María Martínez López

«Estamos en un tiempo en el que se juega con la vida, y eso es pecado contra Dios!» Lo exclamó el Papa Francisco, el sábado pasado, al recibir a los miembros de la Asociación de Médicos Católicos Italianos.

«Para muchos -advirtió el Santo Padre-, la calidad de la vida está ligada prevalentemente a las posibilidades económicas, al bienestar, a la belleza y a la vida física». En realidad, «la vida humana es siempre sagrada y siempre de calidad. No existe una vida humana cualitativamente más significativa que otra». La obra de los médicos católicos «quiere testimoniar que la vida humana es siempre sagrada, válida e inviolable, y como tal debe ser amada, defendida y cuidada».

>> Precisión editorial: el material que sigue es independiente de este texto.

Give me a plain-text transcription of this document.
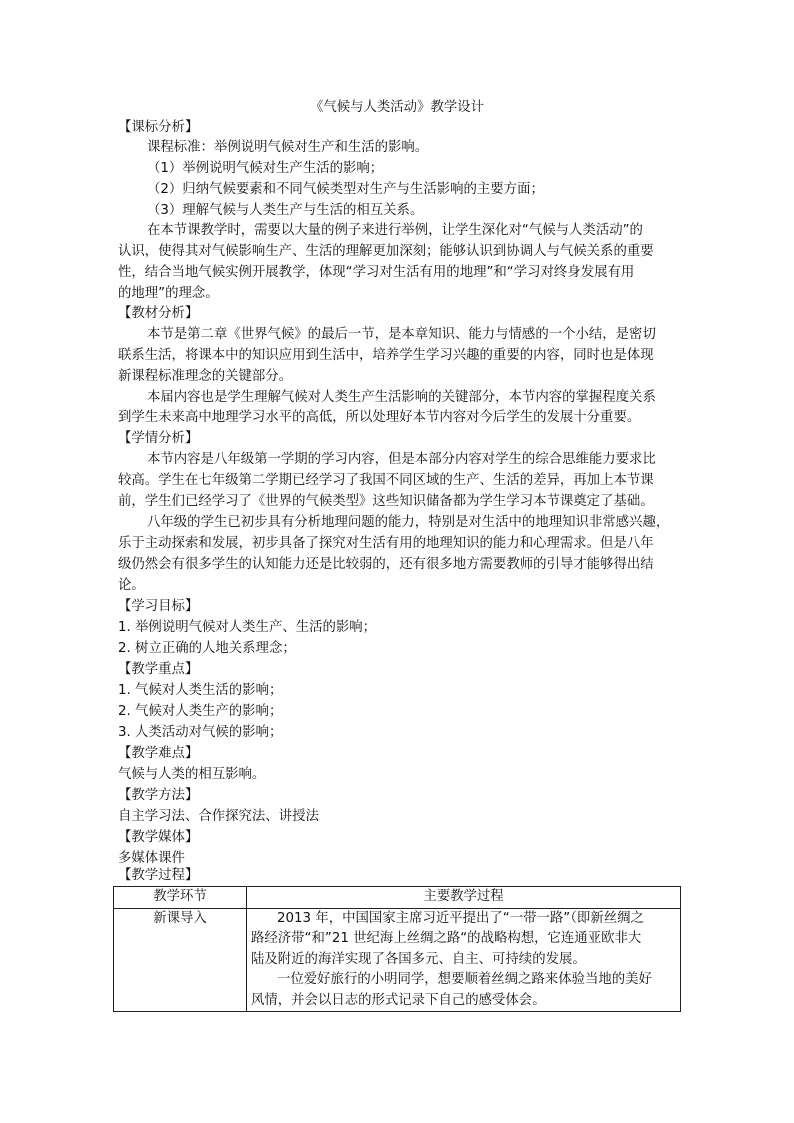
《气候与人类活动》教学设计
【课标分析】
课程标准：举例说明气候对生产和生活的影响。
（1）举例说明气候对生产生活的影响；
（2）归纳气候要素和不同气候类型对生产与生活影响的主要方面；
（3）理解气候与人类生产与生活的相互关系。
在本节课教学时，需要以大量的例子来进行举例，让学生深化对“气候与人类活动”的
认识，使得其对气候影响生产、生活的理解更加深刻；能够认识到协调人与气候关系的重要
性，结合当地气候实例开展教学，体现“学习对生活有用的地理”和“学习对终身发展有用
的地理”的理念。
【教材分析】
本节是第二章《世界气候》的最后一节，是本章知识、能力与情感的一个小结，是密切
联系生活，将课本中的知识应用到生活中，培养学生学习兴趣的重要的内容，同时也是体现
新课程标准理念的关键部分。
本届内容也是学生理解气候对人类生产生活影响的关键部分，本节内容的掌握程度关系
到学生未来高中地理学习水平的高低，所以处理好本节内容对今后学生的发展十分重要。
【学情分析】
本节内容是八年级第一学期的学习内容，但是本部分内容对学生的综合思维能力要求比
较高。学生在七年级第二学期已经学习了我国不同区域的生产、生活的差异，再加上本节课
前，学生们已经学习了《世界的气候类型》这些知识储备都为学生学习本节课奠定了基础。
八年级的学生已初步具有分析地理问题的能力，特别是对生活中的地理知识非常感兴趣，
乐于主动探索和发展，初步具备了探究对生活有用的地理知识的能力和心理需求。但是八年
级仍然会有很多学生的认知能力还是比较弱的，还有很多地方需要教师的引导才能够得出结
论。
【学习目标】
1. 举例说明气候对人类生产、生活的影响；
2. 树立正确的人地关系理念；
【教学重点】
1. 气候对人类生活的影响；
2. 气候对人类生产的影响；
3. 人类活动对气候的影响；
【教学难点】
气候与人类的相互影响。
【教学方法】
自主学习法、合作探究法、讲授法
【教学媒体】
多媒体课件
【教学过程】
教学环节	主要教学过程
新课导入	2013 年，中国国家主席习近平提出了“一带一路”（即新丝绸之
路经济带“和”21 世纪海上丝绸之路“的战略构想，它连通亚欧非大
陆及附近的海洋实现了各国多元、自主、可持续的发展。
一位爱好旅行的小明同学，想要顺着丝绸之路来体验当地的美好
风情，并会以日志的形式记录下自己的感受体会。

El Papa advirtió contra la falsa compasión que «el pensamiento dominante propone a veces» para promover el aborto y la eutanasia, «producir un hijo considerado como un derecho y no como un don; o usar vidas humanas como conejillos de Indias». Por el contrario, «la compasión evangélica es la que acompaña en el momento de la necesidad, es decir, la del Buen Samaritano, que ve, se compadece, se acerca y ofrece ayuda concreta. La misión de los médicos los pone cada día en contacto con tantas formas de sufrimiento: les aliento a hacerse cargo de ellos como buenos samaritanos, cuidando de forma especial a los ancianos, a los enfermos y a los discapacitados».

La fidelidad «al Evangelio de la vida y al respeto de la misma como don de Dios -continuó- requiere a veces opciones valientes y contracorriente que, en particulares circunstancias, pueden llegar a la objeción de conciencia».

Por otro lado, el Pontífice afirmó que la defensa de la vida no es un problema religioso, sino científico, «porque es una vida humana y no es lícito matarla para resolver un problema». Y añadió: «¡En el pensamiento antiguo y en el moderno la palabra matar significa lo mismo!»